SQ3R Reading Method

Have you ever picked up a textbook and started reading, only to realize after a time that none of the information is sinking in? If so, then the SQ3R Reading Method might be able to help. The SQ3R Reading Method is a technique aimed at improving the way we read and then understand an academic text.
The model first came to light in 1946 in a book by Frances P. Robinson called Effective Study.
The method involves steps you must take before reading, while you read, and after reading. It works by making you better able to:
  • Understand the information that you’re reading.
  • Retain the information you’re read.

The SQ3R Reading Method

Many of us spend years studying through school and university but never learn an effective and efficient way to study textbooks. While the five SQ3R Reading Method will take time to master they will help you to become a more efficient and effective reader.
SQ3R stands for Survey, Question, Read, Recite, and Review.
It’s obviously impossible to read a whole textbook in a single sitting, so apply the SQ3R process to manageable chunks of text, such as by tackling a chapter at a time.

1. Survey

The first step of the SQ3R model is to survey the text you’re about to read. Essentially, you skim the chapter or chunk of text you want to study.
Look at headings and subheadings. Examine images, charts, and diagrams, reading any text associated with them. Read any introductions or summaries within the text. If there are review questions or an associated study guides then read these too.
The aim of this step is to get a general idea of what you’re about to read. Completing this section will typically take about 10 minutes.

2. Question

In this step of the SQ3R model, you formulate questions which will help you to read with purpose during the next step.
To complete this step turn each heading or subheading into a question using the words: who, what, how, why, or when.
You don’t have to write down these questions but some people find it useful to do so. Note that this is known as SQW3R.

3. Read

Read each section with the aim of answering the question you asked in step two.
Take your time while reading. The purpose is to understand.

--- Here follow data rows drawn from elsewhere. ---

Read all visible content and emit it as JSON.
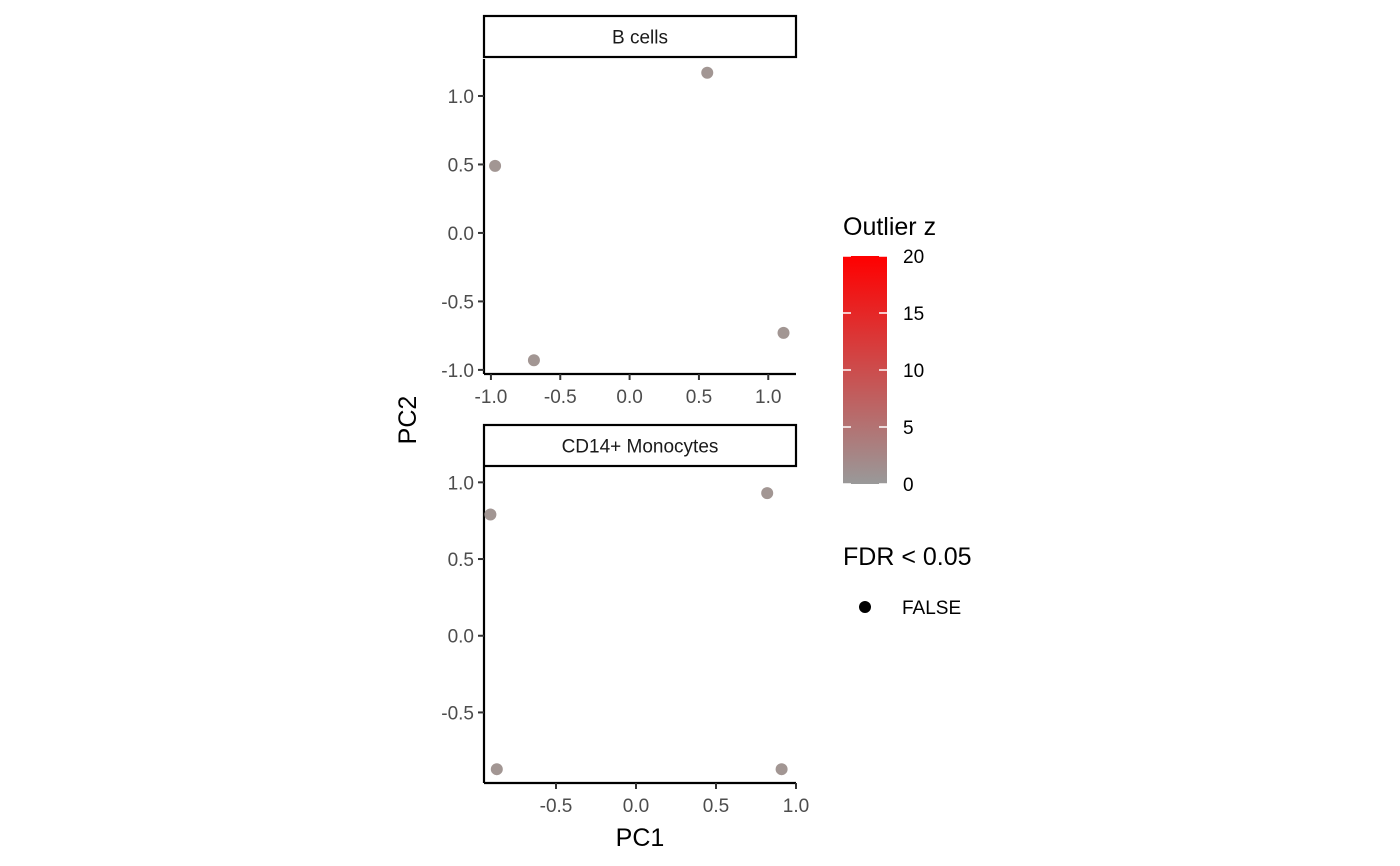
{
  "chart_data": {
    "type": "scatter",
    "xlabel": "PC1",
    "ylabel": "PC2",
    "point_color": "#a29693",
    "panels": [
      {
        "label": "B cells",
        "xlim": [
          -1.05,
          1.2
        ],
        "ylim": [
          -1.03,
          1.27
        ],
        "xticks": [
          -1.0,
          -0.5,
          0.0,
          0.5,
          1.0
        ],
        "xtick_labels": [
          "-1.0",
          "-0.5",
          "0.0",
          "0.5",
          "1.0"
        ],
        "yticks": [
          -1.0,
          -0.5,
          0.0,
          0.5,
          1.0
        ],
        "ytick_labels": [
          "-1.0",
          "-0.5",
          "0.0",
          "0.5",
          "1.0"
        ],
        "points": [
          {
            "x": -0.97,
            "y": 0.49
          },
          {
            "x": 0.56,
            "y": 1.17
          },
          {
            "x": -0.69,
            "y": -0.93
          },
          {
            "x": 1.11,
            "y": -0.73
          }
        ]
      },
      {
        "label": "CD14+ Monocytes",
        "xlim": [
          -0.95,
          1.0
        ],
        "ylim": [
          -0.96,
          1.1
        ],
        "xticks": [
          -0.5,
          0.0,
          0.5,
          1.0
        ],
        "xtick_labels": [
          "-0.5",
          "0.0",
          "0.5",
          "1.0"
        ],
        "yticks": [
          -0.5,
          0.0,
          0.5,
          1.0
        ],
        "ytick_labels": [
          "-0.5",
          "0.0",
          "0.5",
          "1.0"
        ],
        "points": [
          {
            "x": -0.91,
            "y": 0.79
          },
          {
            "x": 0.82,
            "y": 0.93
          },
          {
            "x": -0.87,
            "y": -0.87
          },
          {
            "x": 0.91,
            "y": -0.87
          }
        ]
      }
    ],
    "legend": {
      "placement": "right",
      "colorbar": {
        "title": "Outlier z",
        "min": 0,
        "max": 20,
        "ticks": [
          0,
          5,
          10,
          15,
          20
        ],
        "tick_labels": [
          "0",
          "5",
          "10",
          "15",
          "20"
        ],
        "low_color": "#999999",
        "high_color": "#ff0000"
      },
      "shape": {
        "title": "FDR < 0.05",
        "entries": [
          "FALSE"
        ],
        "marker_color": "#000000"
      }
    },
    "grid": false
  }
}
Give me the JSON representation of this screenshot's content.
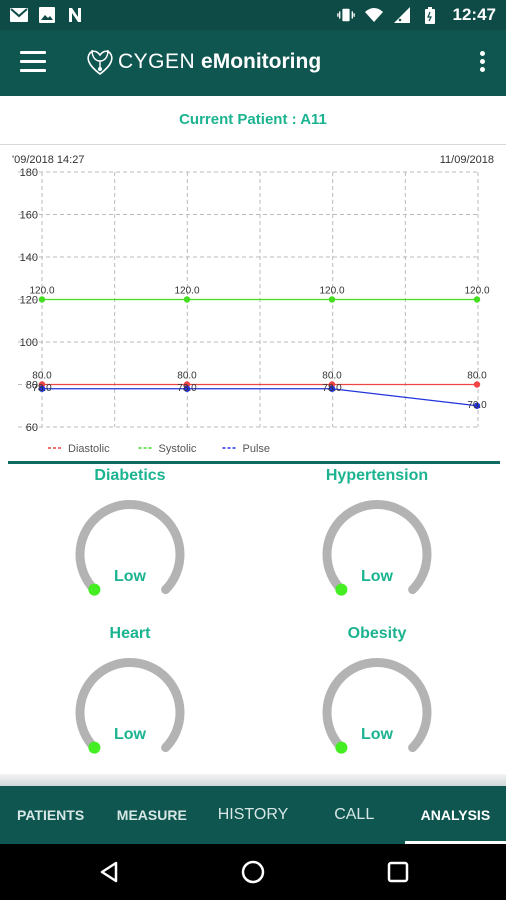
{
  "status_bar": {
    "time": "12:47",
    "left_icons": [
      "gmail-icon",
      "image-icon",
      "n-icon"
    ],
    "right_icons": [
      "vibrate-icon",
      "wifi-icon",
      "signal-icon",
      "battery-icon"
    ]
  },
  "app_bar": {
    "brand_prefix": "CYGEN",
    "brand_suffix": " eMonitoring"
  },
  "patient": {
    "label": "Current Patient : A11"
  },
  "chart_data": {
    "type": "line",
    "date_left": "'09/2018 14:27",
    "date_right": "11/09/2018",
    "x": [
      1,
      2,
      3,
      4
    ],
    "ylim": [
      60,
      180
    ],
    "yticks": [
      "60",
      "80",
      "100",
      "120",
      "140",
      "160",
      "180"
    ],
    "grid": true,
    "legend_position": "bottom-left",
    "series": [
      {
        "name": "Diastolic",
        "color": "#ee4444",
        "values": [
          80.0,
          80.0,
          80.0,
          80.0
        ],
        "labels": [
          "80.0",
          "80.0",
          "80.0",
          "80.0"
        ]
      },
      {
        "name": "Systolic",
        "color": "#44dd22",
        "values": [
          120.0,
          120.0,
          120.0,
          120.0
        ],
        "labels": [
          "120.0",
          "120.0",
          "120.0",
          "120.0"
        ]
      },
      {
        "name": "Pulse",
        "color": "#2233dd",
        "values": [
          78.0,
          78.0,
          78.0,
          70.0
        ],
        "labels": [
          "78.0",
          "78.0",
          "78.0",
          "70.0"
        ]
      }
    ]
  },
  "gauges": [
    {
      "title": "Diabetics",
      "value": "Low"
    },
    {
      "title": "Hypertension",
      "value": "Low"
    },
    {
      "title": "Heart",
      "value": "Low"
    },
    {
      "title": "Obesity",
      "value": "Low"
    }
  ],
  "tabs": [
    {
      "label": "PATIENTS"
    },
    {
      "label": "MEASURE"
    },
    {
      "label": "HISTORY"
    },
    {
      "label": "CALL"
    },
    {
      "label": "ANALYSIS"
    }
  ],
  "colors": {
    "primary": "#0f5651",
    "accent": "#1bb390",
    "gauge_track": "#b3b3b3",
    "gauge_indicator": "#44ee22"
  }
}
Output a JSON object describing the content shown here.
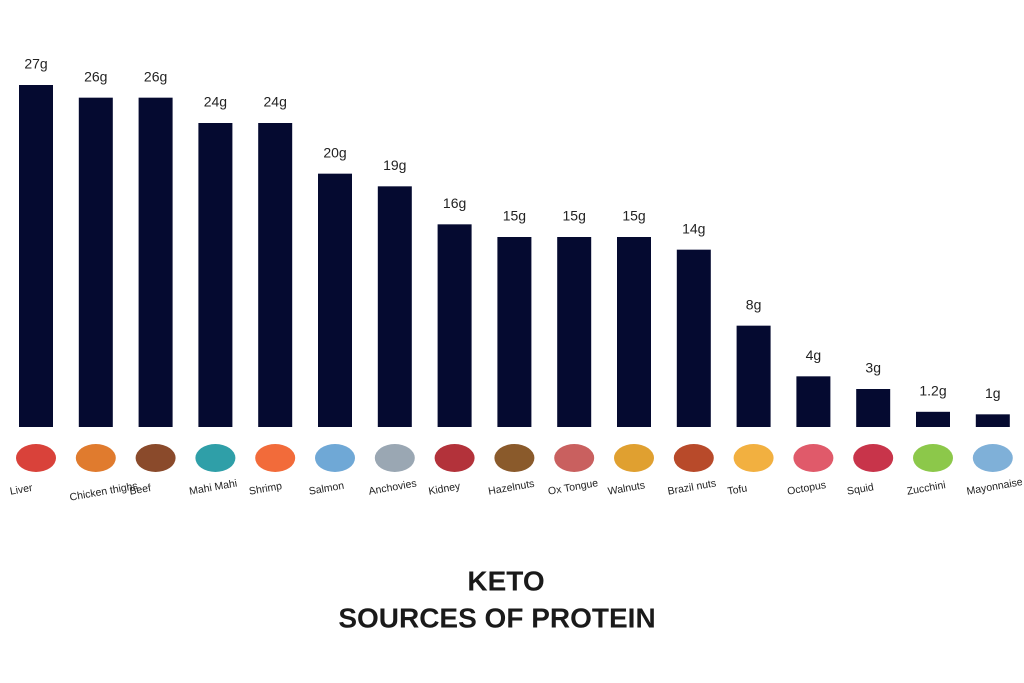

Reread anything that you don’t fully understand the first time around.

4. Recite

In this step, you recite in your own words the answers to each question you asked in step two, without looking at the text. This is one of the rare occasions in life where it is not only okay but actively encouraged that you talk to yourself!
Saying the answers to your questions out loud helps begin the process of moving the information from short-term to long-term memory. Going through this step will also help you think about if you’ve really understood what you’ve just read.
It can be a good idea to make notes of your answers to questions, for when you need to study it again. Write down your answers in your own words. By using your own words you make it more likely you’ll remember the information later.

5. Review

To review, cover your answers and ask yourself each question in turn. If you can’t answer the question, examine your notes and then have another try.
The review step helps you to remember information for the long-term. The review step is an ongoing process. It can be a good idea to review your answers one day after completing the first four steps, and then periodically from time to time after that.
Sometimes, when we come back to review our notes after a period of time certain things may no longer make sense. In this case, update your notes as needed.
The following diagram summarizes the SQ3R model steps:
SQ3R Reading Method

SQ3R Reading Method Summary

Many people spend years studying but never learn effective ways to study. The SQ3R Reading Method is designed to help you read in a more effective and efficient manner.
The focus of the method is on active reading, whereby you’re trying to answer questions as you read. Doing this improves your comprehension of the text. Later, you write down and recite your answers in your own words to help you commit them to long-term memory.